Часть 1
23 марта 2020 г. в 06:41
Примечания:
падшие ангелы и их боги
В комнате прибрано и пусто, ранним утром тишина едва колышется от ровного дыхания, а Хосок всё портит грохотом в груди, гремящим по рёбрам. Оглушающие удары гоняют по его венам грех; все допущенные ошибки отравляют кровь. Он не справился с чем-то важным, и надоедливая мысль неприятно щекочет горло.
Хосок дотрагивается подрагивающей ладонью до розы на позвонках, до лопатки, лёгкими, насколько хватает нежности, мазками описывает волны, цепляется за округлое плечо, спускается к локтю. Бархатно-тёплый, такой, какого не хочется отпускать. И с горечью на языке приходится. Минхёк прячет свои крылья (они у него есть, как бы звонко он не смеялся, с раскрасневшимися щеками принимая все слова Хосока за глупую шутку или, что хуже, наивный флирт), хранит под золотой кожей, а те обжигают. Неудобные до чёртиков, думает Хосок и возвращает свою бледную руку Минхёку на спину. Если до них дотронуться — осыпятся вековой пылью и заискрятся в лучах солнца, пробивающихся через кружевной тюль. Хосок не простит себе, когда их разрушит. Своя боль терпима, смехотворна — её он переживёт, и потому подохнет от родной и светлой печали.
Минхёк лениво просыпается, чуть двигая пальцами; продирает глаза с неохотой поднятого на заре ребёнка и бесстыдно зевает. Вокруг ярко и спросонья слепит. Минхёк никогда не привыкнет вставать с колючей неизвестностью в теле. Сегодня замечательный день, чтобы перестать чувствовать.
Краем глаза в знакомом силуэте ему чудится что-то не из этого мира, и он только усмехается про себя — выходит жалкий всхлип. Хосок какой-то неправильный бог, раз страдает за других. Минхёк со скрипом замученных конечностей переворачивается на бок, садится на край кровати, и тут же топит громкий вздох в изгибе шеи Хосока — он пахнет как всегда, как в любой другой день: обычный дождливый четверг. Минхёк льнёт к нему и обнимает, так, чтобы потом руки болели; обнимает, зная, что Хосок больше не может дышать. Дурак, дурак, дурак. Он тоже.
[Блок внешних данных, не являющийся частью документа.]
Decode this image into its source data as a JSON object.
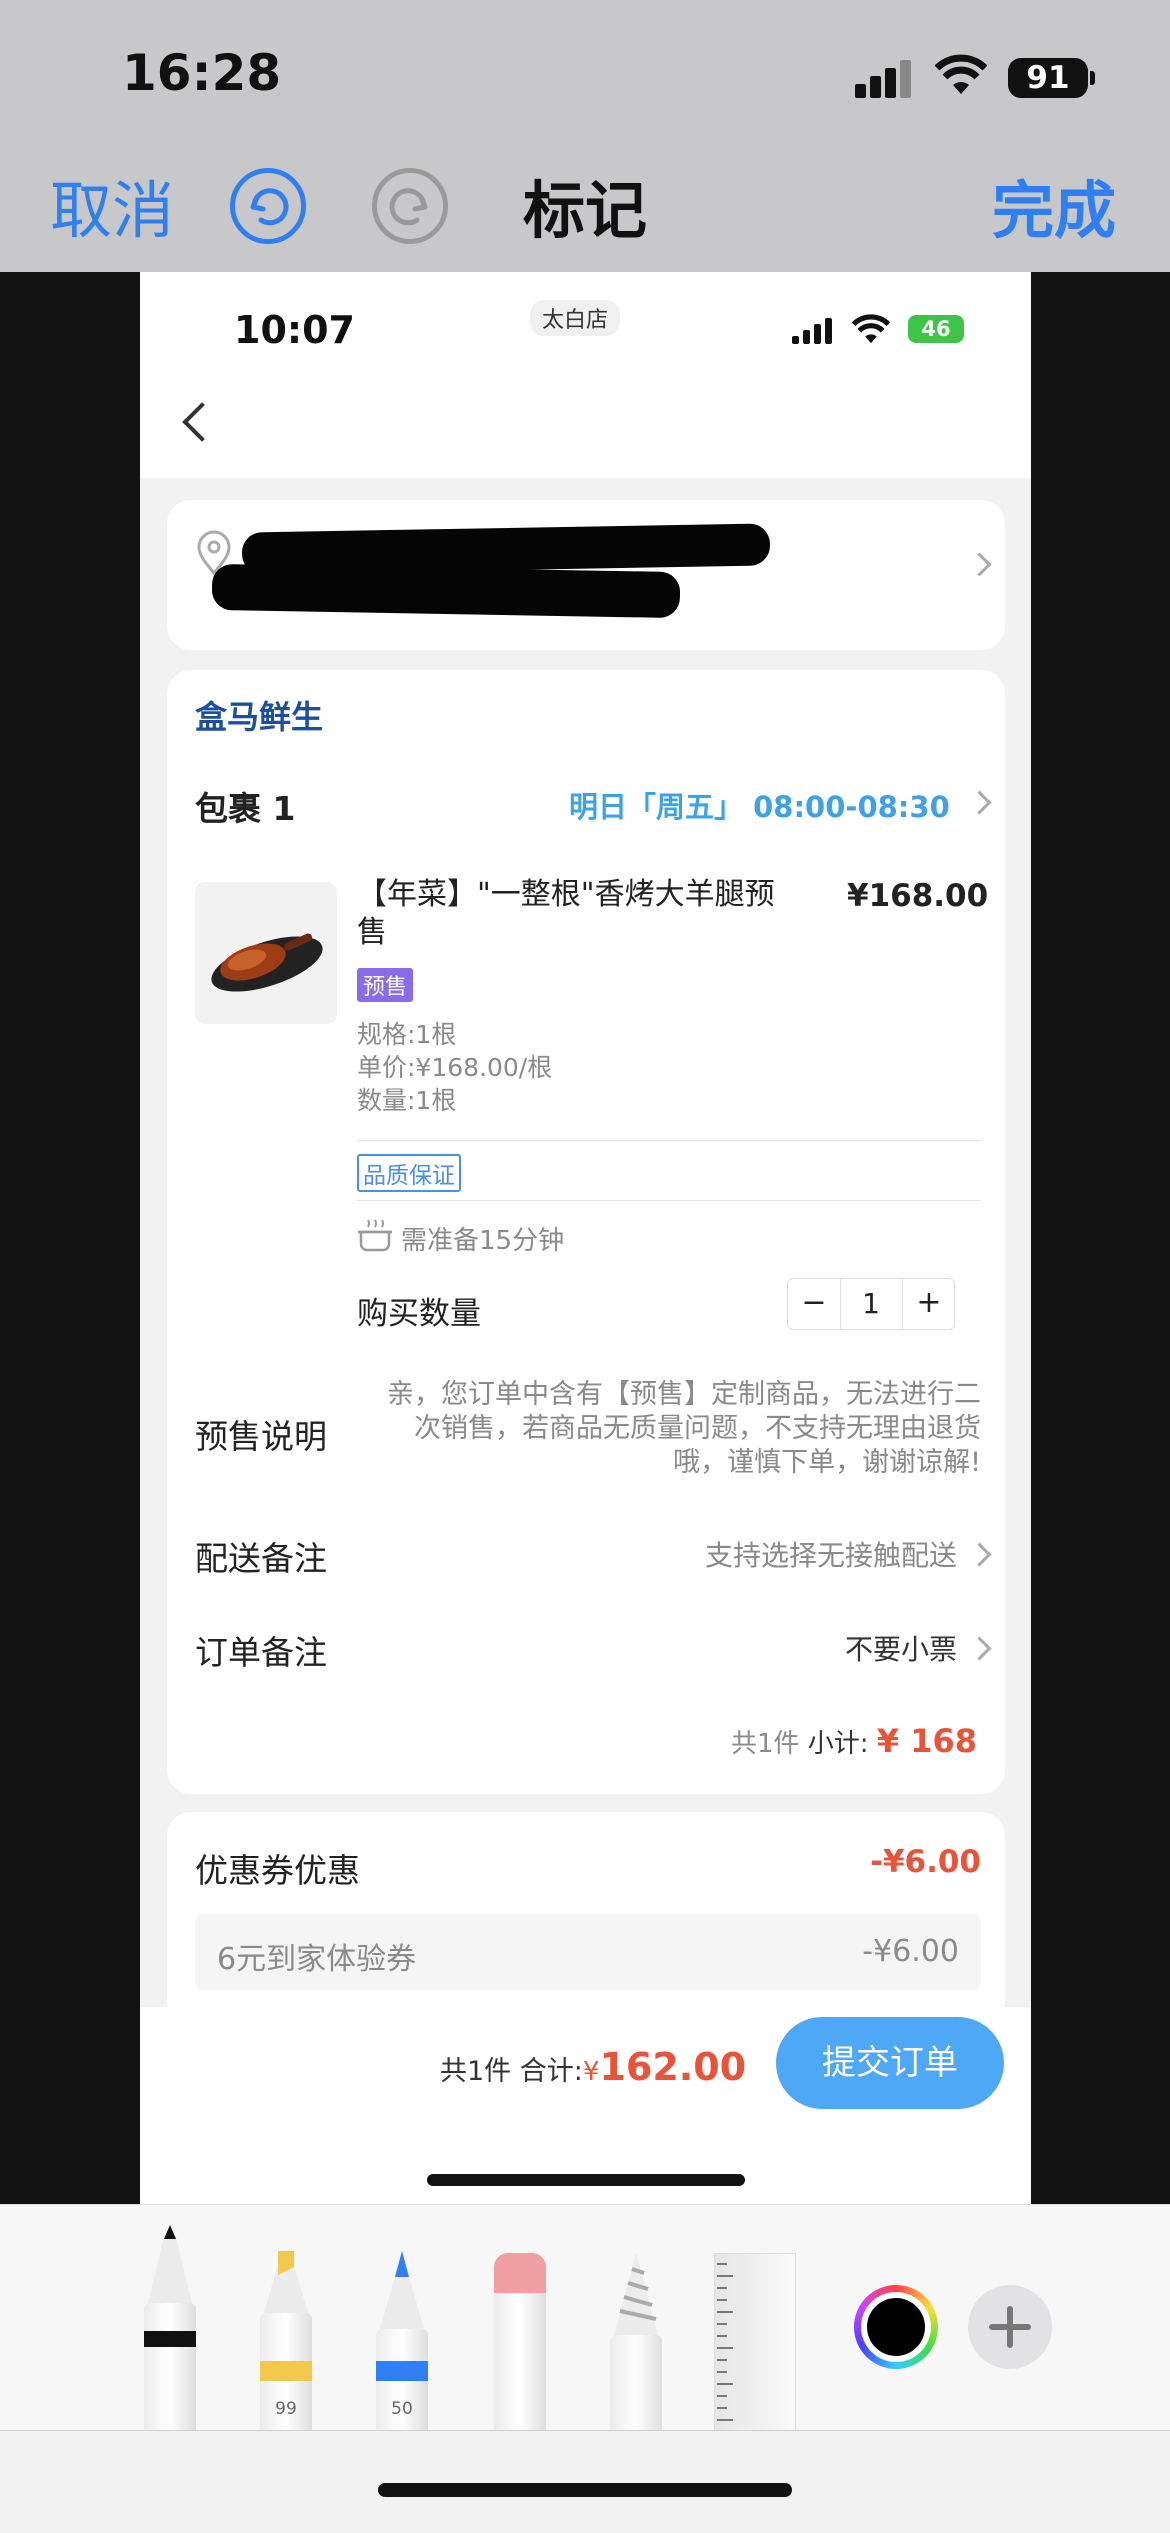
{
  "outer_status": {
    "time": "16:28",
    "battery": "91"
  },
  "markup_header": {
    "cancel": "取消",
    "title": "标记",
    "done": "完成"
  },
  "inner_status": {
    "time": "10:07",
    "store": "太白店",
    "battery": "46"
  },
  "store_name": "盒马鲜生",
  "package": {
    "label": "包裹 1",
    "delivery_time": "明日「周五」 08:00-08:30"
  },
  "product": {
    "name": "【年菜】\"一整根\"香烤大羊腿预售",
    "price": "¥168.00",
    "presale_badge": "预售",
    "spec": "规格:1根",
    "unit_price": "单价:¥168.00/根",
    "qty_text": "数量:1根",
    "quality_tag": "品质保证",
    "prep_time": "需准备15分钟",
    "buy_qty_label": "购买数量",
    "qty_minus": "−",
    "qty_value": "1",
    "qty_plus": "+"
  },
  "presale": {
    "label": "预售说明",
    "text": "亲，您订单中含有【预售】定制商品，无法进行二次销售，若商品无质量问题，不支持无理由退货哦，谨慎下单，谢谢谅解!"
  },
  "delivery_note": {
    "label": "配送备注",
    "value": "支持选择无接触配送"
  },
  "order_note": {
    "label": "订单备注",
    "value": "不要小票"
  },
  "subtotal": {
    "count": "共1件",
    "label": "小计:",
    "value": "¥ 168"
  },
  "coupon": {
    "label": "优惠券优惠",
    "value": "-¥6.00",
    "item": "6元到家体验券",
    "item_value": "-¥6.00"
  },
  "checkout": {
    "count": "共1件",
    "label": "合计:",
    "currency": "¥",
    "amount": "162.00",
    "submit": "提交订单"
  },
  "tools": {
    "marker_opacity": "99",
    "pen_opacity": "50"
  },
  "colors": {
    "accent_blue": "#2f7ff2",
    "price_red": "#e8533a",
    "submit_blue": "#4fa8f5",
    "presale_purple": "#8a6be8"
  }
}
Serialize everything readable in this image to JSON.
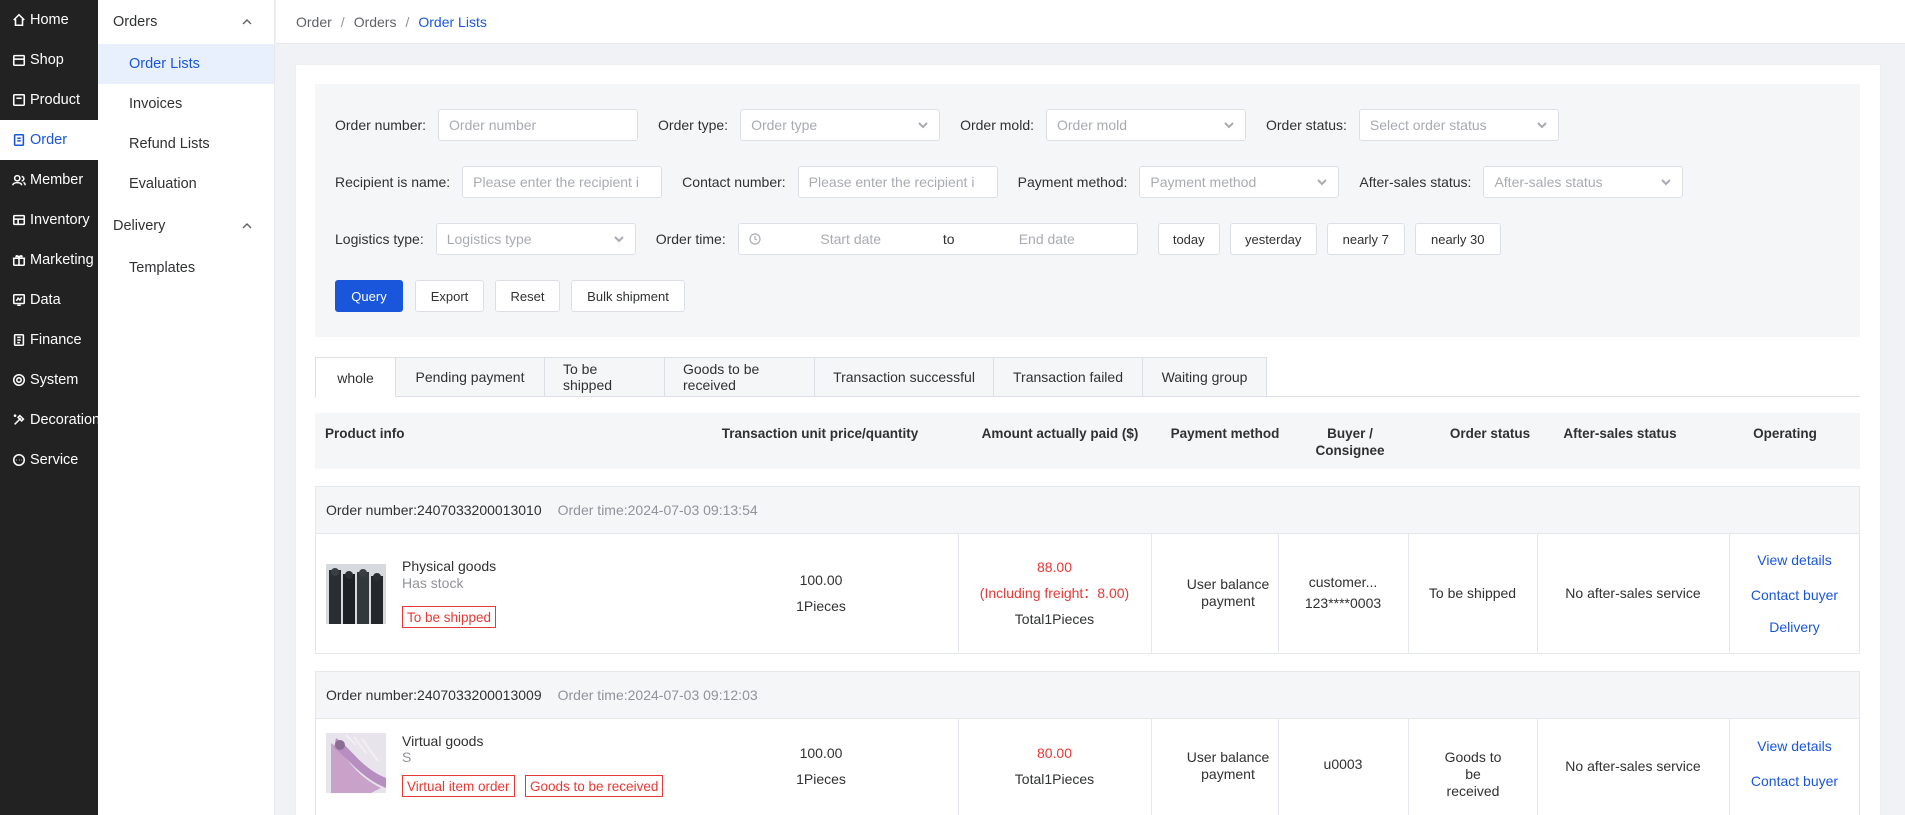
{
  "nav": {
    "items": [
      {
        "label": "Home",
        "icon": "home-icon"
      },
      {
        "label": "Shop",
        "icon": "shop-icon"
      },
      {
        "label": "Product",
        "icon": "product-icon"
      },
      {
        "label": "Order",
        "icon": "order-icon"
      },
      {
        "label": "Member",
        "icon": "member-icon"
      },
      {
        "label": "Inventory",
        "icon": "inventory-icon"
      },
      {
        "label": "Marketing",
        "icon": "marketing-icon"
      },
      {
        "label": "Data",
        "icon": "data-icon"
      },
      {
        "label": "Finance",
        "icon": "finance-icon"
      },
      {
        "label": "System",
        "icon": "system-icon"
      },
      {
        "label": "Decoration",
        "icon": "decoration-icon"
      },
      {
        "label": "Service",
        "icon": "service-icon"
      }
    ]
  },
  "subnav": {
    "group1": "Orders",
    "items1": [
      "Order Lists",
      "Invoices",
      "Refund Lists",
      "Evaluation"
    ],
    "group2": "Delivery",
    "items2": [
      "Templates"
    ]
  },
  "breadcrumb": [
    "Order",
    "Orders",
    "Order Lists"
  ],
  "filters": {
    "order_number_label": "Order number:",
    "order_number_placeholder": "Order number",
    "order_type_label": "Order type:",
    "order_type_placeholder": "Order type",
    "order_mold_label": "Order mold:",
    "order_mold_placeholder": "Order mold",
    "order_status_label": "Order status:",
    "order_status_placeholder": "Select order status",
    "recipient_label": "Recipient is name:",
    "recipient_placeholder": "Please enter the recipient i",
    "contact_label": "Contact number:",
    "contact_placeholder": "Please enter the recipient i",
    "payment_label": "Payment method:",
    "payment_placeholder": "Payment method",
    "aftersales_label": "After-sales status:",
    "aftersales_placeholder": "After-sales status",
    "logistics_label": "Logistics type:",
    "logistics_placeholder": "Logistics type",
    "order_time_label": "Order time:",
    "start_date": "Start date",
    "to": "to",
    "end_date": "End date",
    "quick": [
      "today",
      "yesterday",
      "nearly 7",
      "nearly 30"
    ],
    "actions": [
      "Query",
      "Export",
      "Reset",
      "Bulk shipment"
    ]
  },
  "tabs": [
    "whole",
    "Pending payment",
    "To be shipped",
    "Goods to be received",
    "Transaction successful",
    "Transaction failed",
    "Waiting group"
  ],
  "table": {
    "headers": {
      "product": "Product info",
      "price": "Transaction unit price/quantity",
      "amount": "Amount actually paid ($)",
      "payment": "Payment method",
      "buyer": "Buyer / Consignee",
      "status": "Order status",
      "aftersales": "After-sales status",
      "operating": "Operating"
    }
  },
  "orders": [
    {
      "number": "Order number:2407033200013010",
      "time": "Order time:2024-07-03 09:13:54",
      "product_name": "Physical goods",
      "spec": "Has stock",
      "tags": [
        "To be shipped"
      ],
      "unit_price": "100.00",
      "quantity": "1Pieces",
      "paid": "88.00",
      "freight": "(Including freight：8.00)",
      "total": "Total1Pieces",
      "payment": "User balance payment",
      "buyer_line1": "customer...",
      "buyer_line2": "123****0003",
      "status": "To be shipped",
      "aftersales": "No after-sales service",
      "operations": [
        "View details",
        "Contact buyer",
        "Delivery"
      ]
    },
    {
      "number": "Order number:2407033200013009",
      "time": "Order time:2024-07-03 09:12:03",
      "product_name": "Virtual goods",
      "spec": "S",
      "tags": [
        "Virtual item order",
        "Goods to be received"
      ],
      "unit_price": "100.00",
      "quantity": "1Pieces",
      "paid": "80.00",
      "total": "Total1Pieces",
      "payment": "User balance payment",
      "buyer_line1": "u0003",
      "status": "Goods to be received",
      "aftersales": "No after-sales service",
      "operations": [
        "View details",
        "Contact buyer"
      ]
    }
  ]
}
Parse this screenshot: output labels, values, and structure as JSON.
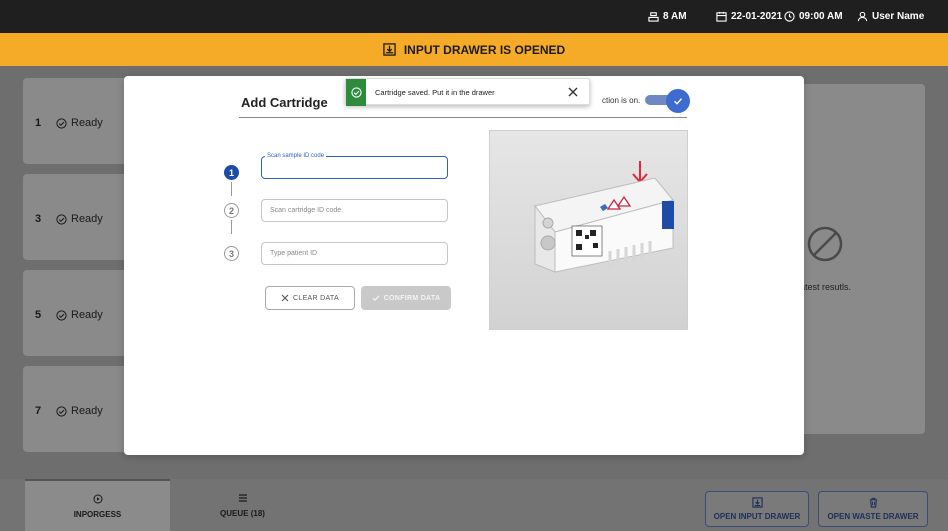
{
  "status_bar": {
    "drawer_status": "8 AM",
    "date": "22-01-2021",
    "time": "09:00 AM",
    "user": "User Name"
  },
  "banner": {
    "text": "INPUT DRAWER IS OPENED"
  },
  "slots": [
    {
      "number": "1",
      "status": "Ready"
    },
    {
      "number": "3",
      "status": "Ready"
    },
    {
      "number": "5",
      "status": "Ready"
    },
    {
      "number": "7",
      "status": "Ready"
    }
  ],
  "right_panel": {
    "text": "atest resutls."
  },
  "modal": {
    "title": "Add Cartridge",
    "title_suffix": "ction is on.",
    "toggle_on": true,
    "steps": [
      {
        "number": "1",
        "label": "Scan sample ID code",
        "value": ""
      },
      {
        "number": "2",
        "placeholder": "Scan cartridge ID code"
      },
      {
        "number": "3",
        "placeholder": "Type patient ID"
      }
    ],
    "clear_button": "CLEAR DATA",
    "confirm_button": "CONFIRM DATA"
  },
  "toast": {
    "message": "Cartridge saved. Put it in the drawer"
  },
  "bottom_bar": {
    "tabs": [
      {
        "label": "INPORGESS",
        "active": true
      },
      {
        "label": "QUEUE (18)",
        "active": false
      }
    ],
    "open_input_drawer": "OPEN INPUT DRAWER",
    "open_waste_drawer": "OPEN WASTE DRAWER"
  },
  "colors": {
    "banner": "#f5ab28",
    "accent": "#1e4aa8",
    "toast_success": "#2e8b3c",
    "arrow": "#e0283a"
  }
}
«Я буду скучать, Минхёк-а» (Я не помню времени, когда не скучал по тебе)
Минхёку сквозь дрожащую, расплывчатую картинку кажется, что уходит не Хосок, — это он сам отдаляется с каждым глухим шагом. Растущая тревога тогда шепчет, что Минхёк всё начал: первым не послушался старших, своими бесполезными руками втянул в водоворот Хосока, и первым предал его разверзшейся пучине. Минхёк первым предал своего доверчивого бога. Значит, ему и заканчивать.
Внутренности скручиваются в узлы, придавливая к смятой постели; Минхёк непроизвольно сжимается в уродливый комок — тоски и абсолютного бессилия, — отворачивается к стенке, чтобы его не настигла вина. Глупый, она всегда догоняет. Тупая боль расползается по спине, — Хосок бы сказал, что из-за невесомых крыльев. Наконец-то сломались.
Хосок не может знать, как вернуться, потому что никогда до этого не уходил.